Konsumsi Makanan Cepat Saji Pada Remaja Di Surabaya

Main Article Content

Astrida Budiarti
Margaretha Patri Pal Utami

Abstract

ABSTRAK


Tingkat kesibukan masyarakat membuat masyarakat menyukai sesuatu yang praktis, termasuk dalam pemilihan makanan. Makanan cepat saji sangat mudah di jumpai sehingga banyak orang menyukainya. Disisi lain, kandungan gizi makanan cepat saji yang tidak seimbang akan menimbulkan masalah gizi, dan merupakan faktor risiko berat badan lebih atau obesitas serta berbagai penyakit degeneratif. Perilaku ini tentunya sangat berbahaya jika dimiliki oleh remaja, karena dampak negatifnya akan didapatkan sekarang maupun jangka panjang yang akan menurunkan kualitas kesehatan bangsa. Tujuan dari penelitian ini adalah memberikan gambaran konsumsi makanan cepat saji dan kejadian obesitas pada remaja di Surabaya. Metode penelitian ini menggunakan studi Analisis Observasional pendekatan Cross Sectional. Populasi adalah remaja SMP di Surabaya dengan jumlah sampel sebanyak 166 orang. Cara pemilihan sampel dengan probability sampling yaitusecara cluster sampling. Alat pengambilan data adalah menggunakan kuesioner JFIM (Junk Food Intake Measure). Hasil penelitian menunjukkan bahwa mayoritas remaja sebesar 84,3% mengkonsumsi makanan cepat saji dengan frekuensi yang tinggiserta terdapat hubungan antara konsumsi makanan cepat saji dengan kejadian gizi lebih (p = 0,037).

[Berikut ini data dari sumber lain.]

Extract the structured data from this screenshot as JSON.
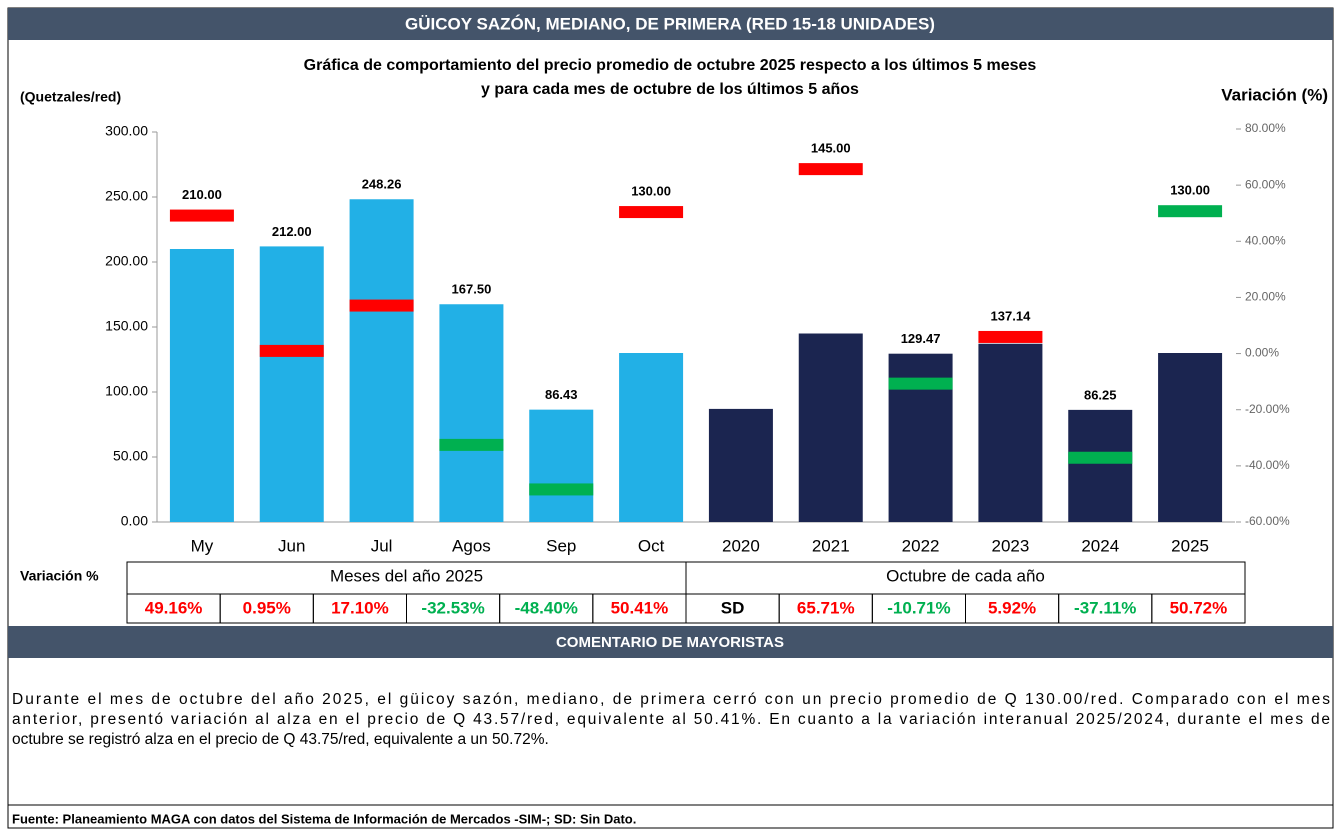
{
  "header": {
    "title": "GÜICOY SAZÓN, MEDIANO, DE PRIMERA (RED 15-18 UNIDADES)"
  },
  "chart_data": {
    "type": "bar",
    "title_lines": [
      "Gráfica de comportamiento del precio promedio de octubre 2025 respecto a los últimos 5 meses",
      "y para cada mes de octubre de los últimos 5 años"
    ],
    "ylabel": "(Quetzales/red)",
    "y2label": "Variación (%)",
    "categories": [
      "My",
      "Jun",
      "Jul",
      "Agos",
      "Sep",
      "Oct",
      "2020",
      "2021",
      "2022",
      "2023",
      "2024",
      "2025"
    ],
    "values": [
      210,
      212,
      248.26,
      167.5,
      86.43,
      130,
      87,
      145,
      129.47,
      137.14,
      86.25,
      130
    ],
    "value_labels": [
      "210.00",
      "212.00",
      "248.26",
      "167.50",
      "86.43",
      "130.00",
      null,
      "145.00",
      "129.47",
      "137.14",
      "86.25",
      "130.00"
    ],
    "colors": [
      "#22b0e6",
      "#22b0e6",
      "#22b0e6",
      "#22b0e6",
      "#22b0e6",
      "#22b0e6",
      "#1b2550",
      "#1b2550",
      "#1b2550",
      "#1b2550",
      "#1b2550",
      "#1b2550"
    ],
    "ylim": [
      0,
      300
    ],
    "yticks": [
      {
        "value": 0,
        "label": "0.00"
      },
      {
        "value": 50,
        "label": "50.00"
      },
      {
        "value": 100,
        "label": "100.00"
      },
      {
        "value": 150,
        "label": "150.00"
      },
      {
        "value": 200,
        "label": "200.00"
      },
      {
        "value": 250,
        "label": "250.00"
      },
      {
        "value": 300,
        "label": "300.00"
      }
    ],
    "y2lim": [
      -60,
      80
    ],
    "y2ticks": [
      {
        "value": -60,
        "label": "-60.00%"
      },
      {
        "value": -40,
        "label": "-40.00%"
      },
      {
        "value": -20,
        "label": "-20.00%"
      },
      {
        "value": 0,
        "label": "0.00%"
      },
      {
        "value": 20,
        "label": "20.00%"
      },
      {
        "value": 40,
        "label": "40.00%"
      },
      {
        "value": 60,
        "label": "60.00%"
      },
      {
        "value": 80,
        "label": "80.00%"
      }
    ],
    "series": [
      {
        "name": "Variación %",
        "axis": "y2",
        "values": [
          49.16,
          0.95,
          17.1,
          -32.53,
          -48.4,
          50.41,
          null,
          65.71,
          -10.71,
          5.92,
          -37.11,
          50.72
        ],
        "value_labels": [
          "49.16%",
          "0.95%",
          "17.10%",
          "-32.53%",
          "-48.40%",
          "50.41%",
          "SD",
          "65.71%",
          "-10.71%",
          "5.92%",
          "-37.11%",
          "50.72%"
        ],
        "colors": [
          "#ff0000",
          "#ff0000",
          "#ff0000",
          "#00b050",
          "#00b050",
          "#ff0000",
          null,
          "#ff0000",
          "#00b050",
          "#ff0000",
          "#00b050",
          "#00b050"
        ],
        "label_colors": [
          "#ff0000",
          "#ff0000",
          "#ff0000",
          "#00b050",
          "#00b050",
          "#ff0000",
          "#000000",
          "#ff0000",
          "#00b050",
          "#ff0000",
          "#00b050",
          "#ff0000"
        ]
      }
    ],
    "groups": [
      "Meses del año  2025",
      "Octubre de cada año"
    ]
  },
  "comment": {
    "title": "COMENTARIO DE MAYORISTAS",
    "lines": [
      "Durante el mes de octubre del año 2025, el güicoy sazón, mediano, de primera cerró con un precio promedio de Q 130.00/red. Comparado con el mes",
      "anterior, presentó variación al alza en el precio de Q 43.57/red, equivalente al 50.41%. En cuanto a la variación interanual 2025/2024, durante el mes de",
      "octubre se registró alza en el precio de Q 43.75/red, equivalente a un 50.72%."
    ]
  },
  "footer": "Fuente: Planeamiento MAGA con datos del  Sistema de Información de Mercados -SIM-; SD: Sin Dato."
}
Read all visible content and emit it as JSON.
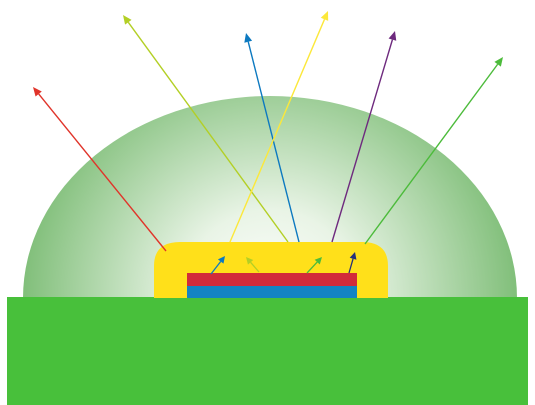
{
  "diagram": {
    "colors": {
      "substrate": "#48c03b",
      "dome_edge": "#7fbe78",
      "dome_center": "#ffffff",
      "encapsulant": "#ffe01a",
      "chip_top_layer": "#d22b3a",
      "chip_bottom_layer": "#1384c3"
    },
    "emitted_rays": [
      {
        "color": "#e0342a"
      },
      {
        "color": "#b3cf25"
      },
      {
        "color": "#0c79c0"
      },
      {
        "color": "#fce83a"
      },
      {
        "color": "#6e2a7e"
      },
      {
        "color": "#4cbb3b"
      }
    ],
    "internal_arrows": [
      {
        "color": "#0c79c0"
      },
      {
        "color": "#b3cf25"
      },
      {
        "color": "#4cbb3b"
      },
      {
        "color": "#26307a"
      }
    ]
  }
}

Perlu kerjasama yang baik antara pihak sekolah dan Puskesmas dalam mengedukasi remaja tentang bahaya mengkonsumsi junkfood dalam frekuensi yang tinggi. Selain itu penting juga untuk memberikan edukasi kepada orang tua agar menyediakan makanan yang sehat dirumah. Peran sekolah juga sangat penting dalam menyediakan kantin sehat, sehingga gerakan masyarakat sehat yang dicanangkan pemerintah bisa terdukung dengan baik.